Find the min/max element of an Array in JavaScript

Question

How can I easily obtain the min or max element of a JavaScript Array?

Example Psuedocode:

let array = [100, 0, 50]

array.min() //=> 0
array.max()         


        

Answer 1

array.sort((a, b) => b - a)[0];

Gives you the maximum value in an array of numbers.

array.sort((a, b) => a - b)[0];

Gives you the minimum value in an array of numbers.

let array = [0,20,45,85,41,5,7,85,90,111];

let maximum = array.sort((a, b) => b - a)[0];
let minimum = array.sort((a, b) => a - b)[0];

console.log(minimum, maximum)

Answer 2

ChaosPandion's solution works if you're using protoype. If not, consider this:

Array.max = function( array ){
    return Math.max.apply( Math, array );
};

Array.min = function( array ){
    return Math.min.apply( Math, array );
};

The above will return NaN if an array value is not an integer so you should build some functionality to avoid that. Otherwise this will work.

Answer 3

Here's one way to get the max value from an array of objects. Create a copy (with slice), then sort the copy in descending order and grab the first item.

var myArray = [
    {"ID": 1, "Cost": 200},
    {"ID": 2, "Cost": 1000},
    {"ID": 3, "Cost": 50},
    {"ID": 4, "Cost": 500}
]

maxsort = myArray.slice(0).sort(function(a, b) { return b.ID - a.ID })[0].ID; 

Answer 4

Aside using the math function max and min, another function to use is the built in function of sort(): here we go

const nums = [12, 67, 58, 30].sort((x, y) => 
x -  y)
let min_val = nums[0]
let max_val = nums[nums.length -1]

Answer 5

A simple solution to find the minimum value over an Array of elements is to use the Array prototype function reduce:

A = [4,3,-9,-2,2,1];
A.reduce((min, val) => val < min ? val : min, A[0]); // returns -9

or using JavaScript's built-in Math.Min() function (thanks @Tenflex):

A.reduce((min,val) => Math.min(min,val), A[0]);

This sets min to A[0], and then checks for A[1]...A[n] whether it is strictly less than the current min. If A[i] < min then min is updated to A[i]. When all array elements has been processed, min is returned as the result.

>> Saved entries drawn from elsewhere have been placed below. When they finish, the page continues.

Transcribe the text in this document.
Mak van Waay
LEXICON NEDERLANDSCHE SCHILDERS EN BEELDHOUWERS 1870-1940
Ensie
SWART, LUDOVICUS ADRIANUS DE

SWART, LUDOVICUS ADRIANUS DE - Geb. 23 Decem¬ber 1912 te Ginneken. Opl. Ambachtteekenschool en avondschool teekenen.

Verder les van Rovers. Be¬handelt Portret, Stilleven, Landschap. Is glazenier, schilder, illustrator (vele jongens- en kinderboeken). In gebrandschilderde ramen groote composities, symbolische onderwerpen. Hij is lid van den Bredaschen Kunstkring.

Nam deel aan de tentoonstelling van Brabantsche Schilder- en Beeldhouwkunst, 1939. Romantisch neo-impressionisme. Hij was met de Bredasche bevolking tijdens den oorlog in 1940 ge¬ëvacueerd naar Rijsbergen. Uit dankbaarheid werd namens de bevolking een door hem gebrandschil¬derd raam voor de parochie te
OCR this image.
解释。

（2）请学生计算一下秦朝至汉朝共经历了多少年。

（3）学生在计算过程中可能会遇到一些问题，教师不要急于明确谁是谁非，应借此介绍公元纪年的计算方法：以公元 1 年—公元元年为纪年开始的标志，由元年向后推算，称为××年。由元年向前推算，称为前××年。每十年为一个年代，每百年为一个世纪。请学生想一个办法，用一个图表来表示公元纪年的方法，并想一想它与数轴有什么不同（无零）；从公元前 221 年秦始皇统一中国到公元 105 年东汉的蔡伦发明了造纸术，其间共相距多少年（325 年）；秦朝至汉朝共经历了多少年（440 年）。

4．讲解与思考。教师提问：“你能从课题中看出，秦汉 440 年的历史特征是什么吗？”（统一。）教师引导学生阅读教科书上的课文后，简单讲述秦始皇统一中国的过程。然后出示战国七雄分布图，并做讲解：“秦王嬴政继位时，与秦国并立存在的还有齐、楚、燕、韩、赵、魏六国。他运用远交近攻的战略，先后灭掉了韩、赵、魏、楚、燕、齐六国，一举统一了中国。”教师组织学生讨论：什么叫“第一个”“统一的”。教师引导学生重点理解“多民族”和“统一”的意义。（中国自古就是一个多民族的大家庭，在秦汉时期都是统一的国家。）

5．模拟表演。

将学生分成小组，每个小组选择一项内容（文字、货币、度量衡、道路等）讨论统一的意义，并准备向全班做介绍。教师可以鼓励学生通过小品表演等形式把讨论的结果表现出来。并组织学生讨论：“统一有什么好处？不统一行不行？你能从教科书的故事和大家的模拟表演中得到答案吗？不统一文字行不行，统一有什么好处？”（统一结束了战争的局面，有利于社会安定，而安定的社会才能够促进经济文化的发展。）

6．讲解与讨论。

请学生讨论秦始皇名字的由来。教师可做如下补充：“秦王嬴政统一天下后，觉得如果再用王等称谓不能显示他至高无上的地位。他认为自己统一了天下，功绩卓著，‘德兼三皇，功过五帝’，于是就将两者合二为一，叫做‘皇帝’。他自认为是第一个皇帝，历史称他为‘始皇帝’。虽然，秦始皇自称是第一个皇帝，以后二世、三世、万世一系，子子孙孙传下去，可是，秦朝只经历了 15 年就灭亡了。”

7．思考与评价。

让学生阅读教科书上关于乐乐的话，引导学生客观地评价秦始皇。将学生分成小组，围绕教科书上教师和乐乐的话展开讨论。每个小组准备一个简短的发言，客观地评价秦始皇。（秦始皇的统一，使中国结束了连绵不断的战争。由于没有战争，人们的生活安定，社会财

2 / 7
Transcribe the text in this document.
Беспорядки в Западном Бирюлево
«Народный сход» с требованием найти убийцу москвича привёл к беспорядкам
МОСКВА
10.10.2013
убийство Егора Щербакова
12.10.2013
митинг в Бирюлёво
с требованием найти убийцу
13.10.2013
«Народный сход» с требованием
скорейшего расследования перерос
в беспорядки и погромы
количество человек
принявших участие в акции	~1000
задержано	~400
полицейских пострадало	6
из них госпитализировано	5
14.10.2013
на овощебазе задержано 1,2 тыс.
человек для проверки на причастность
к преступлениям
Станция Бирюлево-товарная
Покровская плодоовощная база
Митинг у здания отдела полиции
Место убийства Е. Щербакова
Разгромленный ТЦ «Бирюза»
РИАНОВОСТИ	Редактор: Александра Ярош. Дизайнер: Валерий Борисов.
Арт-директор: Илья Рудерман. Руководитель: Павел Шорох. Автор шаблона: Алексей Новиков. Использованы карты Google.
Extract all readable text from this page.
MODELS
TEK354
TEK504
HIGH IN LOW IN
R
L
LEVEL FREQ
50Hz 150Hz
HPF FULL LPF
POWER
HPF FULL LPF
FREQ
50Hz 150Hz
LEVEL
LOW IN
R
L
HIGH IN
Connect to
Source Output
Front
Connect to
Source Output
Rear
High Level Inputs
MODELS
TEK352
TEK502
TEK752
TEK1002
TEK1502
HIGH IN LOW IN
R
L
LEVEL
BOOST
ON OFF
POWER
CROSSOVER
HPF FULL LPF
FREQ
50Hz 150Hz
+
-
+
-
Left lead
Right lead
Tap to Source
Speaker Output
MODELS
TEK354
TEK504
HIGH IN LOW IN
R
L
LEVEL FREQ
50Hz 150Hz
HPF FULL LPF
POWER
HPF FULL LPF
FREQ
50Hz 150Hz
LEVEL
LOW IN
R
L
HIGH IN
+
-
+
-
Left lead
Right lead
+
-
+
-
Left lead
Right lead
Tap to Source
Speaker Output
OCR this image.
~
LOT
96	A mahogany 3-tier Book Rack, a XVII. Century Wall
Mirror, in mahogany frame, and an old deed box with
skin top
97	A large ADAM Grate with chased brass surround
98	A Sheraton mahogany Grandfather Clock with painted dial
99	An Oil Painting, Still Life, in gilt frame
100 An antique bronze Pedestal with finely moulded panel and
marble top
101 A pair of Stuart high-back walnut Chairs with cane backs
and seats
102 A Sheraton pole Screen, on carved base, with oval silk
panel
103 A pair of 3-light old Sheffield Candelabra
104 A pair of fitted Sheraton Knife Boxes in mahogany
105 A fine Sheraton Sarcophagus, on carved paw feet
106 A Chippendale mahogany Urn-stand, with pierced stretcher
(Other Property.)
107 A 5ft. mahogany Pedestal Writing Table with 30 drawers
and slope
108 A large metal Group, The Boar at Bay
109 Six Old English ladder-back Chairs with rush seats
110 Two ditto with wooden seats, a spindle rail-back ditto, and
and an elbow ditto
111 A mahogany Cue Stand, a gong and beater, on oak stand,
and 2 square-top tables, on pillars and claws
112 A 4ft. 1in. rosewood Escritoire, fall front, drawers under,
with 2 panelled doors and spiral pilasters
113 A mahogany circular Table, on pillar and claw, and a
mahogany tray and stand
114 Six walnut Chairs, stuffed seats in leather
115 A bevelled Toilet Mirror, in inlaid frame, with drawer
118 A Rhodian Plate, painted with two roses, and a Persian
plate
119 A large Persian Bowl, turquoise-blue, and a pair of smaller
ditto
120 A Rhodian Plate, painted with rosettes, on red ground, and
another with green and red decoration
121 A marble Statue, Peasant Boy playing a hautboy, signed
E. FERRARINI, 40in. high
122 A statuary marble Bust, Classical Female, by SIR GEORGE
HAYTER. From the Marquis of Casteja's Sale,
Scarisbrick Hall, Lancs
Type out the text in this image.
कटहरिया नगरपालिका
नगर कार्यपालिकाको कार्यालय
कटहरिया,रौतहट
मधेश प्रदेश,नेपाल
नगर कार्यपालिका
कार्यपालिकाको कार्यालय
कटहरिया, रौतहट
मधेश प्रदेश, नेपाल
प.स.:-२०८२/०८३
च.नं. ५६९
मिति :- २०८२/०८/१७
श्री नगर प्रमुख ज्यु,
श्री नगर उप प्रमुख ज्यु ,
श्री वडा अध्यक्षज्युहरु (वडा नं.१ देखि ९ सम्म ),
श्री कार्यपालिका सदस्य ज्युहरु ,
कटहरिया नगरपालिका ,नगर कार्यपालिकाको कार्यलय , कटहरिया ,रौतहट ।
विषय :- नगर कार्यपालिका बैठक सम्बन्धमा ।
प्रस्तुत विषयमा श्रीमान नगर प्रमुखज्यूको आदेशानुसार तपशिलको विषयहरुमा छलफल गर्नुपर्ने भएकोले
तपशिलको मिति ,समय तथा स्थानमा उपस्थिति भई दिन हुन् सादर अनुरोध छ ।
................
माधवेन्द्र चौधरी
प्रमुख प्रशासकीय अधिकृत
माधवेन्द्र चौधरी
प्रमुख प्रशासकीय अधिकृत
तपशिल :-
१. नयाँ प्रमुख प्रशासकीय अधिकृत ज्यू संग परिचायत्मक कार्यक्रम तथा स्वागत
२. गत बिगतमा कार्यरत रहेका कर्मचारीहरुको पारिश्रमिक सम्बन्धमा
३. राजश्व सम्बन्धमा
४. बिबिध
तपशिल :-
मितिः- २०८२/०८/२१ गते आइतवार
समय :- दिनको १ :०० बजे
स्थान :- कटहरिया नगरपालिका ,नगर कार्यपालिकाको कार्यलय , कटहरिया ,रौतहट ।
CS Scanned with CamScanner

EDIT: Include position of minimum value:

A = [4,3,-9,-2,2,1];
A.reduce((min, val) => val < min._min ? {_min: val, _idx: min._curr, _curr: min._curr + 1} : {_min: min._min, _idx: min._idx, _curr: min._curr + 1}, {_min: A[0], _idx: 0, _curr: 0}); // returns { _min: -9, _idx: 2, _curr: 6 }

Answer 6

This may suit your purposes.

Array.prototype.min = function(comparer) {

    if (this.length === 0) return null;
    if (this.length === 1) return this[0];

    comparer = (comparer || Math.min);

    var v = this[0];
    for (var i = 1; i < this.length; i++) {
        v = comparer(this[i], v);    
    }

    return v;
}

Array.prototype.max = function(comparer) {

    if (this.length === 0) return null;
    if (this.length === 1) return this[0];

    comparer = (comparer || Math.max);

    var v = this[0];
    for (var i = 1; i < this.length; i++) {
        v = comparer(this[i], v);    
    }

    return v;
}